Capital Market: The interest rate regime made it uneconomical to access bank borrowings for the purpose of investment in capital market. The dearth of capital sourcing by companies also affected the tempo of activities in the capital market. The huge inflow of bank assets into government securities also had a profound adverse effect on capital market operations during the year. Most businesses have placed expansion plans on hold because funding has been a major challenge during the year. Without expansion there will be no need for new capital which is a core activity in the capital market.
Manufacturing/Industrial: The report said that the “Insecurity in most parts of the North and few spots in the South impeded turnover and distribution throughout the year. Rising cost of production due to high cost of capital and alternative source of power remains a key concern. Increasing Cost of Labour was a challenge due to scarcity of required skills and new minimum wage legislation. It said that the unabated influx of finished consumer goods as well as fake and substandard products into the country posed a major challenge to manufacturing in the country.
“It said that sales/turnover and margins dropped across the entire manufacturing sub sector. It said that expansion, diversification and new employment were rare in the course of the year. Importation of technical skills required by the industry affected the bottom line. Difficulty, delays and high cost of getting bank loan remains a formidable threat. Innovation and planning is suffering on the back of uncertain and unstable policy environment.”
It suggested that government should ensure as a way forward that SMEs and manufactures get loan at single digit and eliminate delays associated with loan processing. There is urgent need to responsibly check the influx of fake, imitation and substandard goods into the Nigerian market. It suggested that government should swiftly and permanently fix the security problems in Nigeria, reform the curriculum of tertiary institutions in the country to bridge the wide gap between industrial skill requirement and the output coming from Nigerian institutions
Agricultural Sector: In the agric sector the Chamber reported that commercial farming suffered frustration on account of poor access to credit and high interest rate as the intervention fund for agriculture has since been exhausted.
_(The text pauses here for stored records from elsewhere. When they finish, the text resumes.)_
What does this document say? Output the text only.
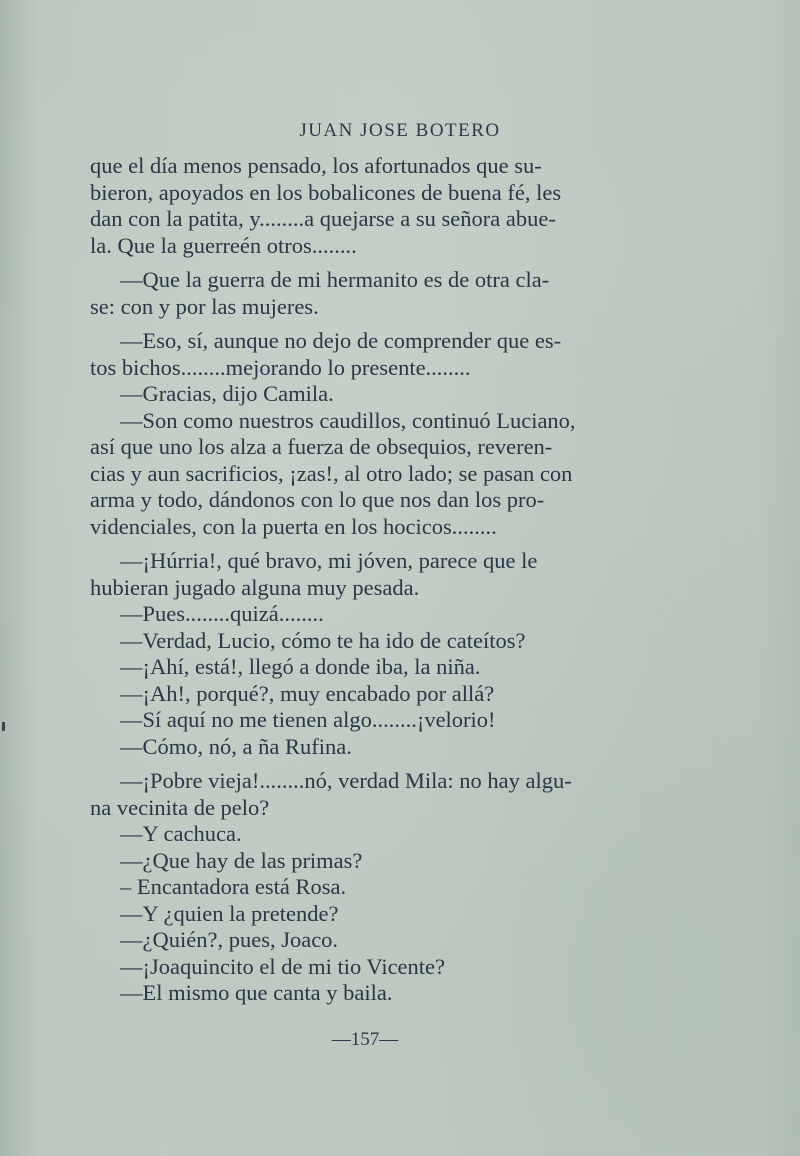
JUAN JOSE BOTERO

que el día menos pensado, los afortunados que su-
bieron, apoyados en los bobalicones de buena fé, les
dan con la patita, y........a quejarse a su señora abue-
la. Que la guerreén otros........

—Que la guerra de mi hermanito es de otra cla-
se: con y por las mujeres.

—Eso, sí, aunque no dejo de comprender que es-
tos bichos........mejorando lo presente........

—Gracias, dijo Camila.

—Son como nuestros caudillos, continuó Luciano,
así que uno los alza a fuerza de obsequios, reveren-
cias y aun sacrificios, ¡zas!, al otro lado; se pasan con
arma y todo, dándonos con lo que nos dan los pro-
videnciales, con la puerta en los hocicos........

—¡Húrria!, qué bravo, mi jóven, parece que le
hubieran jugado alguna muy pesada.

—Pues........quizá........

—Verdad, Lucio, cómo te ha ido de cateítos?

—¡Ahí, está!, llegó a donde iba, la niña.

—¡Ah!, porqué?, muy encabado por allá?

—Sí aquí no me tienen algo........¡velorio!

—Cómo, nó, a ña Rufina.

—¡Pobre vieja!........nó, verdad Mila: no hay algu-
na vecinita de pelo?

—Y cachuca.

—¿Que hay de las primas?

– Encantadora está Rosa.

—Y ¿quien la pretende?

—¿Quién?, pues, Joaco.

—¡Joaquincito el de mi tio Vicente?

—El mismo que canta y baila.

—157—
It said that poor capitalisation of the Bank for Agriculture was also a major constrain to funding commercial farming in the country. It said that Agricultural insurance is virtually non existent.
Investors had difficulty in getting claims from Nigerian Agricultural Insurance Company. Access claims was fraught with heavy bureaucracy and corruption. Funding remains a major issue. Investors had to source commercial loans to invest in agriculture. Interest rates are as high as 25-30 per cent. Even access to credit at these rates was difficult. Many farmers have no title to their land. This made collateral provision for credit very difficult. Infrastructural facilities are poor making processing and transportation costs very high.
As a way forward the Lagos Chamber said there was the need to make long term fund available to farmers at single digit interest rate and the need to re-capitalise Bank of Agriculture.